In der (fach)öffentlichen Diskussion über die zukünftige Weltenergieversorgung spielt die Frage nach den verfügbaren Ölvorkommen eine zentrale Rolle. Doch wie lange reichen die Erdgasvorkommen und welche Potenziale sind noch erschließbar? Hierzu erarbeitet die Energy Watch Group aktuell eine Studie.

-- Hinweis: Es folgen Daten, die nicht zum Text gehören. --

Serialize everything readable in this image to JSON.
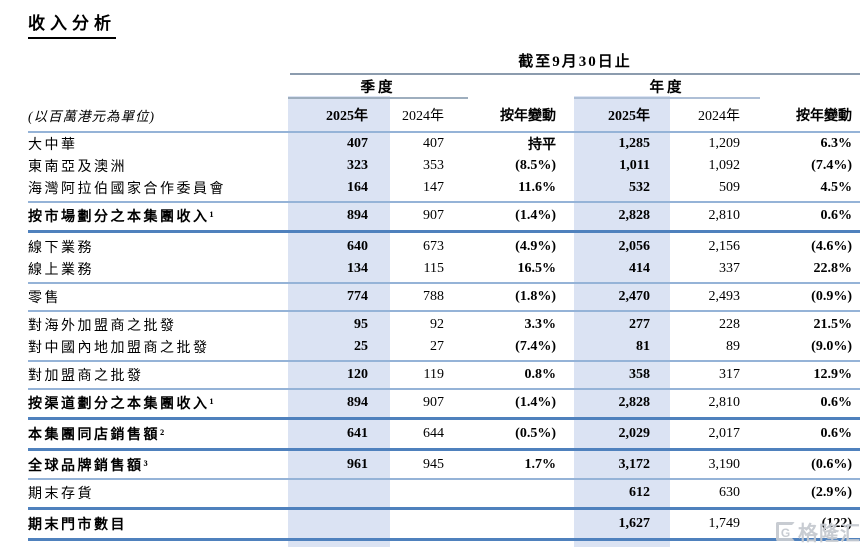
{
  "title": "收入分析",
  "table": {
    "period_header": "截至9月30日止",
    "unit_label": "(以百萬港元為單位)",
    "groups": {
      "quarter": "季度",
      "year": "年度"
    },
    "columns": {
      "q": [
        "2025年",
        "2024年",
        "按年變動"
      ],
      "y": [
        "2025年",
        "2024年",
        "按年變動"
      ]
    },
    "rows": [
      {
        "label": "大中華",
        "bold": false,
        "q2025": "407",
        "q2024": "407",
        "q_change": "持平",
        "y2025": "1,285",
        "y2024": "1,209",
        "y_change": "6.3%",
        "divider_after": null
      },
      {
        "label": "東南亞及澳洲",
        "bold": false,
        "q2025": "323",
        "q2024": "353",
        "q_change": "(8.5%)",
        "y2025": "1,011",
        "y2024": "1,092",
        "y_change": "(7.4%)",
        "divider_after": null
      },
      {
        "label": "海灣阿拉伯國家合作委員會",
        "bold": false,
        "q2025": "164",
        "q2024": "147",
        "q_change": "11.6%",
        "y2025": "532",
        "y2024": "509",
        "y_change": "4.5%",
        "divider_after": "thin"
      },
      {
        "label": "按市場劃分之本集團收入¹",
        "bold": true,
        "q2025": "894",
        "q2024": "907",
        "q_change": "(1.4%)",
        "y2025": "2,828",
        "y2024": "2,810",
        "y_change": "0.6%",
        "divider_after": "thick"
      },
      {
        "label": "線下業務",
        "bold": false,
        "q2025": "640",
        "q2024": "673",
        "q_change": "(4.9%)",
        "y2025": "2,056",
        "y2024": "2,156",
        "y_change": "(4.6%)",
        "divider_after": null
      },
      {
        "label": "線上業務",
        "bold": false,
        "q2025": "134",
        "q2024": "115",
        "q_change": "16.5%",
        "y2025": "414",
        "y2024": "337",
        "y_change": "22.8%",
        "divider_after": "thin"
      },
      {
        "label": "零售",
        "bold": false,
        "q2025": "774",
        "q2024": "788",
        "q_change": "(1.8%)",
        "y2025": "2,470",
        "y2024": "2,493",
        "y_change": "(0.9%)",
        "divider_after": "thin"
      },
      {
        "label": "對海外加盟商之批發",
        "bold": false,
        "q2025": "95",
        "q2024": "92",
        "q_change": "3.3%",
        "y2025": "277",
        "y2024": "228",
        "y_change": "21.5%",
        "divider_after": null
      },
      {
        "label": "對中國內地加盟商之批發",
        "bold": false,
        "q2025": "25",
        "q2024": "27",
        "q_change": "(7.4%)",
        "y2025": "81",
        "y2024": "89",
        "y_change": "(9.0%)",
        "divider_after": "thin"
      },
      {
        "label": "對加盟商之批發",
        "bold": false,
        "q2025": "120",
        "q2024": "119",
        "q_change": "0.8%",
        "y2025": "358",
        "y2024": "317",
        "y_change": "12.9%",
        "divider_after": "thin"
      },
      {
        "label": "按渠道劃分之本集團收入¹",
        "bold": true,
        "q2025": "894",
        "q2024": "907",
        "q_change": "(1.4%)",
        "y2025": "2,828",
        "y2024": "2,810",
        "y_change": "0.6%",
        "divider_after": "thick"
      },
      {
        "label": "本集團同店銷售額²",
        "bold": true,
        "q2025": "641",
        "q2024": "644",
        "q_change": "(0.5%)",
        "y2025": "2,029",
        "y2024": "2,017",
        "y_change": "0.6%",
        "divider_after": "thick"
      },
      {
        "label": "全球品牌銷售額³",
        "bold": true,
        "q2025": "961",
        "q2024": "945",
        "q_change": "1.7%",
        "y2025": "3,172",
        "y2024": "3,190",
        "y_change": "(0.6%)",
        "divider_after": "thin"
      },
      {
        "label": "期末存貨",
        "bold": false,
        "q2025": "",
        "q2024": "",
        "q_change": "",
        "y2025": "612",
        "y2024": "630",
        "y_change": "(2.9%)",
        "divider_after": "thick"
      },
      {
        "label": "期末門市數目",
        "bold": true,
        "q2025": "",
        "q2024": "",
        "q_change": "",
        "y2025": "1,627",
        "y2024": "1,749",
        "y_change": "(122)",
        "divider_after": "thick"
      }
    ]
  },
  "watermark": {
    "icon": "G",
    "text": "格隆汇"
  },
  "colors": {
    "highlight_band": "#dbe3f3",
    "divider_thin": "#95b3d7",
    "divider_thick": "#4f81bd",
    "header_rule": "#8c9cae",
    "text": "#000000",
    "watermark": "#c6cad0"
  }
}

Damit legt die Energy Watch (EWG) Group demnächst ihre vierte - nach Studien zu Erdöl, Kohle und Gas - Ressourcenstudie vor. Dabei werten die Wissenschaftler der EWG alle verfügbaren Datenquellen aus - von Industrie und Wissenschaft bis hin zu Einzelfelddaten der großen Förderregionen. Im August 2008 hatte der Projektmanager der EWG, Thomas Seltmann, in einem Interview mit tagesblick.de die wichtigsten Erkenntnisse der Ölstudie erläutert.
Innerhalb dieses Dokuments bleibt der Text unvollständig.